Thursday, November 26, 2020

Letter 2: Dear Dad

 I wish you’d realized how lonely I was as a child and that I desperately needed a parent to be a parent. I needed someone in the family to “be the adult” and set boundaries up front, not retroactively. I wanted to spend time with you, but like Mom, you put your work first. 


I’m not sure why your adult issues were passed on to us kids. I never needed to know about your still-festering anger about your ex-wife, or your desperation to make up for the time you didn’t talk to your mother by trying to force that relationship on us. I know you had very traditional views on who ran the house and how, but your inflexibility caused strife between you and mom - which was another thing that, as a child, I didn’t need to hear about.

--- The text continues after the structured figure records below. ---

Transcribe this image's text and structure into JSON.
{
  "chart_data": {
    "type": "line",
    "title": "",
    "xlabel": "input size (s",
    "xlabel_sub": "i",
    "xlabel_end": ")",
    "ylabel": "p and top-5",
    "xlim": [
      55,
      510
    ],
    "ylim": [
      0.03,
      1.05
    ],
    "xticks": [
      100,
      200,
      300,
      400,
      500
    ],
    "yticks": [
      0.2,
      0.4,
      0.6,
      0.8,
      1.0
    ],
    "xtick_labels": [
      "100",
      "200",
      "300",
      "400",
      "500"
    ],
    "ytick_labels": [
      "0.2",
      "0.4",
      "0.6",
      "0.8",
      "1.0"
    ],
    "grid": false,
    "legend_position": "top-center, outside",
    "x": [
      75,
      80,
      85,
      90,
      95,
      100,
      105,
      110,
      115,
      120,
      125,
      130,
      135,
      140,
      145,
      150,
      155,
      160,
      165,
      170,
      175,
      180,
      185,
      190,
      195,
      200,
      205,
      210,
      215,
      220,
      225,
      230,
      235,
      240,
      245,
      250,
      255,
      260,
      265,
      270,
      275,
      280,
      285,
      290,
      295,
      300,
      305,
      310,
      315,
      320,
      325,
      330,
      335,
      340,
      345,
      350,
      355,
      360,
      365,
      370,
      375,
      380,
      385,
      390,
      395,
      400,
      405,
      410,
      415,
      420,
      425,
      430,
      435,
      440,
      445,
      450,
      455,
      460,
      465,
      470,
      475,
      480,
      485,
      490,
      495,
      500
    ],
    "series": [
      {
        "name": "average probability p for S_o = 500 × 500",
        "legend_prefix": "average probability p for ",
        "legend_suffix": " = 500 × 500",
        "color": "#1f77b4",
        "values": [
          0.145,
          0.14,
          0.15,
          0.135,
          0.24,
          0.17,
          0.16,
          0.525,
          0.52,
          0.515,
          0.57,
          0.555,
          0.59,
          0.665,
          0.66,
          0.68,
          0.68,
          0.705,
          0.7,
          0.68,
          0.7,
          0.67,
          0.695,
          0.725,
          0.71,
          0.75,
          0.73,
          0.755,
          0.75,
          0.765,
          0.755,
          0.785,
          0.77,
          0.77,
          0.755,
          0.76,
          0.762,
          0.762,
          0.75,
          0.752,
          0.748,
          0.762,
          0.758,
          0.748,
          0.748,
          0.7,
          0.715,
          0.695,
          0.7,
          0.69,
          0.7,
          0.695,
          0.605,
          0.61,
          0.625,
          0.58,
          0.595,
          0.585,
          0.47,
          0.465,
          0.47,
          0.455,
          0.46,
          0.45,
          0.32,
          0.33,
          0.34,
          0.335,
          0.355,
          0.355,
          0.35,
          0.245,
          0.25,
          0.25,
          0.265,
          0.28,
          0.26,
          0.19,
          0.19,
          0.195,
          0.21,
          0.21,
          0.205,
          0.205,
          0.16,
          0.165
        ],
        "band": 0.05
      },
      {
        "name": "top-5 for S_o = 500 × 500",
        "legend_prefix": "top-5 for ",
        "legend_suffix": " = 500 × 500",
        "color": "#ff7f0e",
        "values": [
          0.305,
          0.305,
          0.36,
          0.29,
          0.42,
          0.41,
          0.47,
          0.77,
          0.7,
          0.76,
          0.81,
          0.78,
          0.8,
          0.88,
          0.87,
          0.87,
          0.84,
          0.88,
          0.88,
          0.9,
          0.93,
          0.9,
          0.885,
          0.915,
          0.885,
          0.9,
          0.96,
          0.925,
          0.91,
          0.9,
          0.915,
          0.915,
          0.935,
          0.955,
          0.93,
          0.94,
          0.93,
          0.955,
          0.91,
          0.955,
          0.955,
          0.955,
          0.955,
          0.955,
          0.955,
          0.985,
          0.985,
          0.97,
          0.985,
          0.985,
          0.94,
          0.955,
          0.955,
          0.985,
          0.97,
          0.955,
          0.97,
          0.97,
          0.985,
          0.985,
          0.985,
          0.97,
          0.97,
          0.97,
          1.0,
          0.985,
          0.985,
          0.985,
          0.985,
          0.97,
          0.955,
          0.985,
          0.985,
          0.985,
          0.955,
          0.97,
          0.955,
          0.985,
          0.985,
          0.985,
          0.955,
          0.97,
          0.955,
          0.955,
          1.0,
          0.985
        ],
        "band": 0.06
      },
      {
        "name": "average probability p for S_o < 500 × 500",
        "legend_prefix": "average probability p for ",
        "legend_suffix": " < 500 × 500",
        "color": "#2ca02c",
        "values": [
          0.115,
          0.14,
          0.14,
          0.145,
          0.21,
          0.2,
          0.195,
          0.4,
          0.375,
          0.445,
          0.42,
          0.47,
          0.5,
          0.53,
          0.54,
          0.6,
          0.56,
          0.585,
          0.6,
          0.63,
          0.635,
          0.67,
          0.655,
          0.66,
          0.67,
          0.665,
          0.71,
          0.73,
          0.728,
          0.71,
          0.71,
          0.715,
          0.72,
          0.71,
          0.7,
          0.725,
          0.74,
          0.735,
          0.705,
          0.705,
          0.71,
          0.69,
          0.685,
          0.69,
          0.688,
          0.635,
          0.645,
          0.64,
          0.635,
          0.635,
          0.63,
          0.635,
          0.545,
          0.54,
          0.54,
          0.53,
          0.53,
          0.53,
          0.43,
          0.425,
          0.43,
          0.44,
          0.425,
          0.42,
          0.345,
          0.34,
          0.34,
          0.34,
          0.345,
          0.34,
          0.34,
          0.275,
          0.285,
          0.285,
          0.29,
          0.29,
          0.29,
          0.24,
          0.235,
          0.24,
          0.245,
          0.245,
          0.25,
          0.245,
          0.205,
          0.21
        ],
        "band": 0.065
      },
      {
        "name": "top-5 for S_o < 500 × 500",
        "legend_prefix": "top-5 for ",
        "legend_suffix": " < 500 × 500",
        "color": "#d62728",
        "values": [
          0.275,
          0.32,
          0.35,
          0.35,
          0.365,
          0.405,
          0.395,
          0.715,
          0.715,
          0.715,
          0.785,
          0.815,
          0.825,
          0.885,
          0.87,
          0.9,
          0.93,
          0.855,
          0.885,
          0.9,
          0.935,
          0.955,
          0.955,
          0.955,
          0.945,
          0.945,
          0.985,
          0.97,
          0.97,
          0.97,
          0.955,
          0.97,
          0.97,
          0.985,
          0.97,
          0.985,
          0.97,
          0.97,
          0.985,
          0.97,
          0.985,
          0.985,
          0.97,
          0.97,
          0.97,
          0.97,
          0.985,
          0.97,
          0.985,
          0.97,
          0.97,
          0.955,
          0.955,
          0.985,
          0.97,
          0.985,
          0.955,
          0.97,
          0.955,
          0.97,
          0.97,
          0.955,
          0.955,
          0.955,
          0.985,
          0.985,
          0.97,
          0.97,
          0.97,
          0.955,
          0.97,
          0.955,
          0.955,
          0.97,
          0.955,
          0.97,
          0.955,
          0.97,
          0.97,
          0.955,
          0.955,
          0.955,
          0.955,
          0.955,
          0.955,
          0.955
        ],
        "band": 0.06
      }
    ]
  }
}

I don’t know why you chose to absent yourself from your family, but it was effective. I don’t know why you didn’t serve as a check against Mom’s excesses, but avoiding that didn’t help any of us. I wanted to spend time with you as a child, but you made it very difficult. Was it easier to just turn a blind eye and a deaf ear?


I know you didn’t want kids really, but I tried to be the best non-kid kid I could be. I learned to play chess, poker, and how to shoot pool. I learned about the space program because of your enthusiasm. I tried not to ask for things too much and I tried to be as easy-going with you as I could. I tried, Daddy - why didn’t you?